An Egyptian-owned construction firm has economic development types along the Mississippi River salivating at the chance to land its proposed $1.3 billion fertilizer plant.
Potential sites in Iowa include one in Scott County, one in Clinton County, perhaps one in Des Moines County and an original location in southeastern Lee County.
Those counties find themselves in competition with each other to bring those foreign dollars — sometimes referred to as Direct Foreign Investment, or DRI, in development circles — into their counties.
It’s a process that can be troubling for those who oppose tax breaks or taxpayer-funded incentives going to out-of-state or out-of-country corporations. There’s also an issue for those who don’t like to see wealthier counties pitted against poorer ones or who think the local government demands so little in return that it gets the raw end of the deal.
“If there were a better way, I’d be quite happy to hear about it,” said Matthew Mitchell, assistant professor of International Business at Drake University. “In competitions for DRI, basically the firm is the one that benefits.”
Orascom Construction Industries secured one of the largest incentive packages in state history this year when it set its sights on Lee County in February. But company officials later raised concerns about the 100-year flood plain where the plant was proposed and started to scout other potential sites.
“The beauty of this is the communities aren’t getting into a bidding war with one another, that’s not occurring,” Economic Development Authority Director Debi Durham said. “Lee County officials know that it’s not Lee County, it’s the site.”
Tina Hoffman, spokeswoman for the Iowa Economic Development Authority, said the state incentives for the Lee County agreement are site-specific and are still good for that site.
That package includes a $2 million state grant, forgivable and low-interest loans and tax incentives worth $31.5 million. Orascom also was set to get $1.2 billion in tax-free Midwest Disaster Bonds for construction and remodeling, according to Iowa Economic Development Authority documents.
It included an additional $248,000 building construction tax incentive from Lee County. Local participation is required in most state incentive packages before the state will sign off on an agreement.
Hoffman said no other proposal for the fertilizer plant has come to the authority, although documents obtained from Scott County officials show that Orascom wants a similar tax incentive package from Scott County that it got from Lee.
But the $248,000 might simply be a starting point for negotiations as counties try to make themselves more attractive to the company.
Incentives can vary from county-to-county depending on what one types of programs a county has in place. For example, Hoffman said, some counties have revolving loan funds that offer low-interest loans to businesses while others don’t.

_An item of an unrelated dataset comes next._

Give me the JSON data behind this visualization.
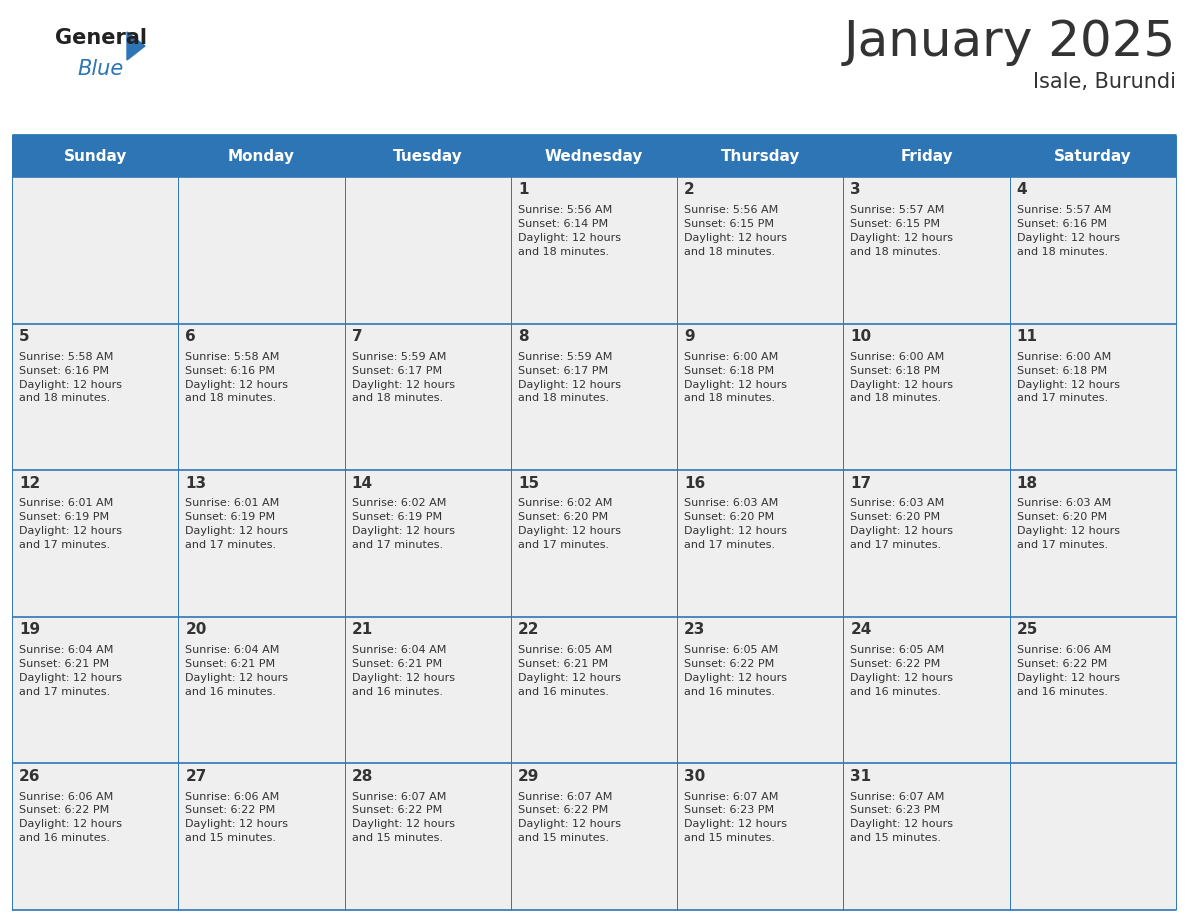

Other incentives could be put on the table, too.
“You have a situation where some counties just can’t afford to compete,” said Tom Sands, R-Wapello, chairman of the state House Ways and Means Committee. “I don’t have an issue if it’s private incentive money, but when you have taxpayer money being used, I think that’s something that we should take a harder look at.”
Sands and other legislators took such a look at tax-increment financing districts this year after concerns arose that cities were using the tool to snatch existing development from one municipality to another.

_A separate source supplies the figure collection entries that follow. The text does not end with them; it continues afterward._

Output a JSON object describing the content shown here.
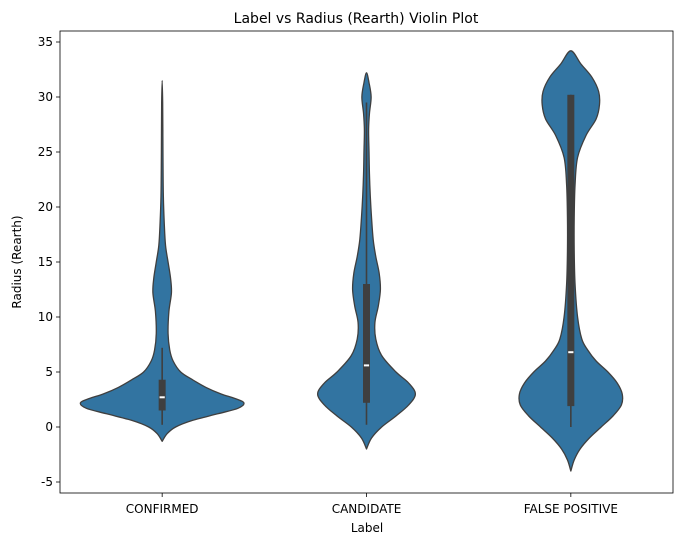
{
  "chart_data": {
    "type": "violin",
    "title": "Label vs Radius (Rearth) Violin Plot",
    "xlabel": "Label",
    "ylabel": "Radius (Rearth)",
    "ylim": [
      -6,
      36
    ],
    "yticks": [
      -5,
      0,
      5,
      10,
      15,
      20,
      25,
      30,
      35
    ],
    "grid": false,
    "legend": "none",
    "categories": [
      "CONFIRMED",
      "CANDIDATE",
      "FALSE POSITIVE"
    ],
    "colors": {
      "violin": "#3274a1",
      "outline": "#3f3f3f",
      "box": "#3f3f3f",
      "median": "#ffffff"
    },
    "series": [
      {
        "label": "CONFIRMED",
        "range": [
          -1.3,
          31.5
        ],
        "box": {
          "q1": 1.5,
          "median": 2.7,
          "q3": 4.3
        },
        "whiskers": [
          0.2,
          7.2
        ],
        "density": [
          [
            -1.3,
            0.0
          ],
          [
            -0.6,
            0.06
          ],
          [
            0.0,
            0.16
          ],
          [
            0.6,
            0.36
          ],
          [
            1.2,
            0.66
          ],
          [
            1.7,
            0.9
          ],
          [
            2.2,
            0.97
          ],
          [
            2.6,
            0.86
          ],
          [
            3.0,
            0.7
          ],
          [
            3.6,
            0.52
          ],
          [
            4.3,
            0.36
          ],
          [
            5.0,
            0.22
          ],
          [
            6.0,
            0.13
          ],
          [
            7.0,
            0.09
          ],
          [
            8.5,
            0.07
          ],
          [
            10.5,
            0.08
          ],
          [
            12.2,
            0.11
          ],
          [
            13.5,
            0.1
          ],
          [
            15.0,
            0.07
          ],
          [
            16.5,
            0.04
          ],
          [
            18.5,
            0.025
          ],
          [
            21.0,
            0.014
          ],
          [
            24.0,
            0.01
          ],
          [
            27.0,
            0.008
          ],
          [
            29.5,
            0.006
          ],
          [
            31.5,
            0.0
          ]
        ]
      },
      {
        "label": "CANDIDATE",
        "range": [
          -2.0,
          32.2
        ],
        "box": {
          "q1": 2.2,
          "median": 5.6,
          "q3": 13.0
        },
        "whiskers": [
          0.2,
          29.5
        ],
        "density": [
          [
            -2.0,
            0.0
          ],
          [
            -1.0,
            0.06
          ],
          [
            0.0,
            0.18
          ],
          [
            1.0,
            0.35
          ],
          [
            2.0,
            0.5
          ],
          [
            3.0,
            0.58
          ],
          [
            4.0,
            0.5
          ],
          [
            5.0,
            0.35
          ],
          [
            6.5,
            0.18
          ],
          [
            8.0,
            0.11
          ],
          [
            9.5,
            0.1
          ],
          [
            11.0,
            0.14
          ],
          [
            12.5,
            0.165
          ],
          [
            14.0,
            0.15
          ],
          [
            15.5,
            0.11
          ],
          [
            17.0,
            0.08
          ],
          [
            19.0,
            0.06
          ],
          [
            21.0,
            0.045
          ],
          [
            23.0,
            0.035
          ],
          [
            25.0,
            0.03
          ],
          [
            27.0,
            0.025
          ],
          [
            28.5,
            0.035
          ],
          [
            30.0,
            0.055
          ],
          [
            31.3,
            0.03
          ],
          [
            32.2,
            0.0
          ]
        ]
      },
      {
        "label": "FALSE POSITIVE",
        "range": [
          -4.0,
          34.2
        ],
        "box": {
          "q1": 1.9,
          "median": 6.8,
          "q3": 30.2
        },
        "whiskers": [
          0.0,
          30.2
        ],
        "density": [
          [
            -4.0,
            0.0
          ],
          [
            -3.0,
            0.04
          ],
          [
            -2.0,
            0.11
          ],
          [
            -1.0,
            0.22
          ],
          [
            0.0,
            0.36
          ],
          [
            1.0,
            0.5
          ],
          [
            2.0,
            0.6
          ],
          [
            3.0,
            0.61
          ],
          [
            4.0,
            0.55
          ],
          [
            5.0,
            0.44
          ],
          [
            6.0,
            0.3
          ],
          [
            7.0,
            0.2
          ],
          [
            8.0,
            0.13
          ],
          [
            10.0,
            0.08
          ],
          [
            13.0,
            0.05
          ],
          [
            16.0,
            0.04
          ],
          [
            19.0,
            0.04
          ],
          [
            22.0,
            0.05
          ],
          [
            24.5,
            0.08
          ],
          [
            26.5,
            0.18
          ],
          [
            28.0,
            0.3
          ],
          [
            29.3,
            0.34
          ],
          [
            30.5,
            0.33
          ],
          [
            31.8,
            0.25
          ],
          [
            33.0,
            0.12
          ],
          [
            34.2,
            0.0
          ]
        ]
      }
    ]
  }
}
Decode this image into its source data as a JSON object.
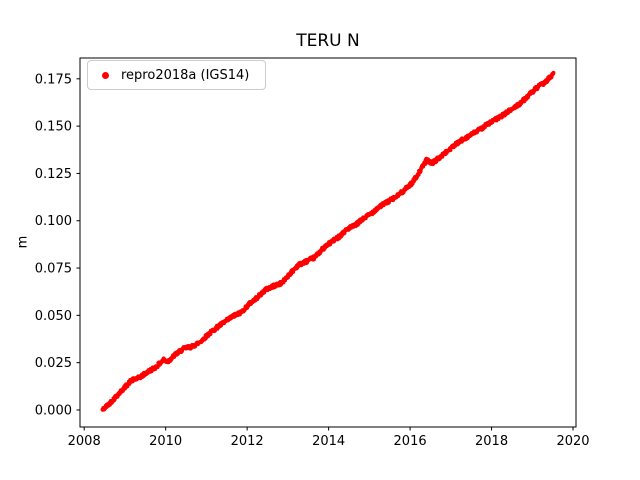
{
  "chart_data": {
    "type": "scatter",
    "title": "TERU N",
    "xlabel": "",
    "ylabel": "m",
    "xlim": [
      2007.897,
      2020.073
    ],
    "ylim": [
      -0.009,
      0.186
    ],
    "xticks": [
      2008,
      2010,
      2012,
      2014,
      2016,
      2018,
      2020
    ],
    "xticklabels": [
      "2008",
      "2010",
      "2012",
      "2014",
      "2016",
      "2018",
      "2020"
    ],
    "yticks": [
      0.0,
      0.025,
      0.05,
      0.075,
      0.1,
      0.125,
      0.15,
      0.175
    ],
    "yticklabels": [
      "0.000",
      "0.025",
      "0.050",
      "0.075",
      "0.100",
      "0.125",
      "0.150",
      "0.175"
    ],
    "grid": false,
    "axes_color": "#000000",
    "background_color": "#ffffff",
    "legend": {
      "position": "upper left",
      "entries": [
        {
          "label": "repro2018a (IGS14)",
          "color": "#ff0000",
          "marker": "dot"
        }
      ]
    },
    "series": [
      {
        "name": "repro2018a (IGS14)",
        "color": "#ff0000",
        "marker": "dot",
        "marker_radius_px": 2.0,
        "x_start": 2008.45,
        "x_end": 2019.52,
        "sample_step_years": 0.01,
        "noise_amplitude": 0.0009,
        "trend_description": "near-linear increase ~0.016 m/yr from 0.000 m at 2008.45 to 0.1775 m at 2019.52",
        "anchors": [
          [
            2008.45,
            0.0
          ],
          [
            2008.6,
            0.003
          ],
          [
            2008.8,
            0.0075
          ],
          [
            2009.0,
            0.012
          ],
          [
            2009.15,
            0.0155
          ],
          [
            2009.35,
            0.017
          ],
          [
            2009.55,
            0.02
          ],
          [
            2009.75,
            0.0225
          ],
          [
            2009.95,
            0.0265
          ],
          [
            2010.05,
            0.0255
          ],
          [
            2010.25,
            0.0295
          ],
          [
            2010.45,
            0.0325
          ],
          [
            2010.65,
            0.0335
          ],
          [
            2010.85,
            0.036
          ],
          [
            2011.05,
            0.04
          ],
          [
            2011.25,
            0.0435
          ],
          [
            2011.45,
            0.0465
          ],
          [
            2011.65,
            0.0495
          ],
          [
            2011.85,
            0.0515
          ],
          [
            2012.05,
            0.056
          ],
          [
            2012.25,
            0.0595
          ],
          [
            2012.45,
            0.0635
          ],
          [
            2012.65,
            0.0655
          ],
          [
            2012.85,
            0.067
          ],
          [
            2013.05,
            0.072
          ],
          [
            2013.25,
            0.0765
          ],
          [
            2013.45,
            0.0785
          ],
          [
            2013.65,
            0.0805
          ],
          [
            2013.85,
            0.085
          ],
          [
            2014.05,
            0.0885
          ],
          [
            2014.25,
            0.0915
          ],
          [
            2014.45,
            0.0955
          ],
          [
            2014.65,
            0.0975
          ],
          [
            2014.85,
            0.101
          ],
          [
            2015.05,
            0.104
          ],
          [
            2015.25,
            0.1075
          ],
          [
            2015.45,
            0.11
          ],
          [
            2015.65,
            0.1125
          ],
          [
            2015.85,
            0.116
          ],
          [
            2016.05,
            0.12
          ],
          [
            2016.25,
            0.1265
          ],
          [
            2016.4,
            0.132
          ],
          [
            2016.55,
            0.1305
          ],
          [
            2016.7,
            0.133
          ],
          [
            2016.9,
            0.1365
          ],
          [
            2017.1,
            0.14
          ],
          [
            2017.3,
            0.143
          ],
          [
            2017.5,
            0.1455
          ],
          [
            2017.7,
            0.148
          ],
          [
            2017.9,
            0.151
          ],
          [
            2018.1,
            0.1535
          ],
          [
            2018.3,
            0.156
          ],
          [
            2018.5,
            0.159
          ],
          [
            2018.7,
            0.162
          ],
          [
            2018.9,
            0.166
          ],
          [
            2019.1,
            0.17
          ],
          [
            2019.3,
            0.173
          ],
          [
            2019.45,
            0.176
          ],
          [
            2019.52,
            0.1775
          ]
        ]
      }
    ]
  }
}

One instance that sparked a lawsuit and eventual legislative action at the state level was an effort by the city of Coralville to attract retailer Von Maur into a TIF district inside its borders from neighboring Iowa City.
“Well, I would disagree (that it was poaching),” said Rep. Dave Jacoby, D-Coralville.
Still, he agreed with Sands that more could be done to monitor what type of incentive packages are being used to drive development.
“I also want to see more follow-up,” Jacoby said. “I think we need to have better oversight on the promises that (companies) are making actually come through.”
Effects on decisions
William Peterson, longtime director of the Iowa Association of Counties, said his impression is the incentives a county offers are some of the last items considered when a developer is looking to site a store, factory or office park.
“It might have some effect, but if you look at the development we’re talking about, they seem more concerned with not being in a flood plain,” he said.
But Des Moines County Supervisor Board Chairman Tom Broeker said a system in which counties compete against each other doesn’t always work well.
“I don’t like it,” he said. “There should be a way we can work regionally to benefit everyone.”
He said that despite the rumors, he’s unaware of any plans for Orascom to locate its proposed plant in the county.
“I’ve had some people — people on the street — ask me about that, but we’ve had nothing official that I know of,” he said. “I’m not saying I know everything that’s going on all the time, but you would think that something like this, they’d reach out to the chairman of the board.”
Durham said, in this case, there’s no competition between the counties.
Lee County officials, she said, “want it in Lee County, but they understand, at the end of the day, that they want it in Iowa. And Scott County’s the same way.”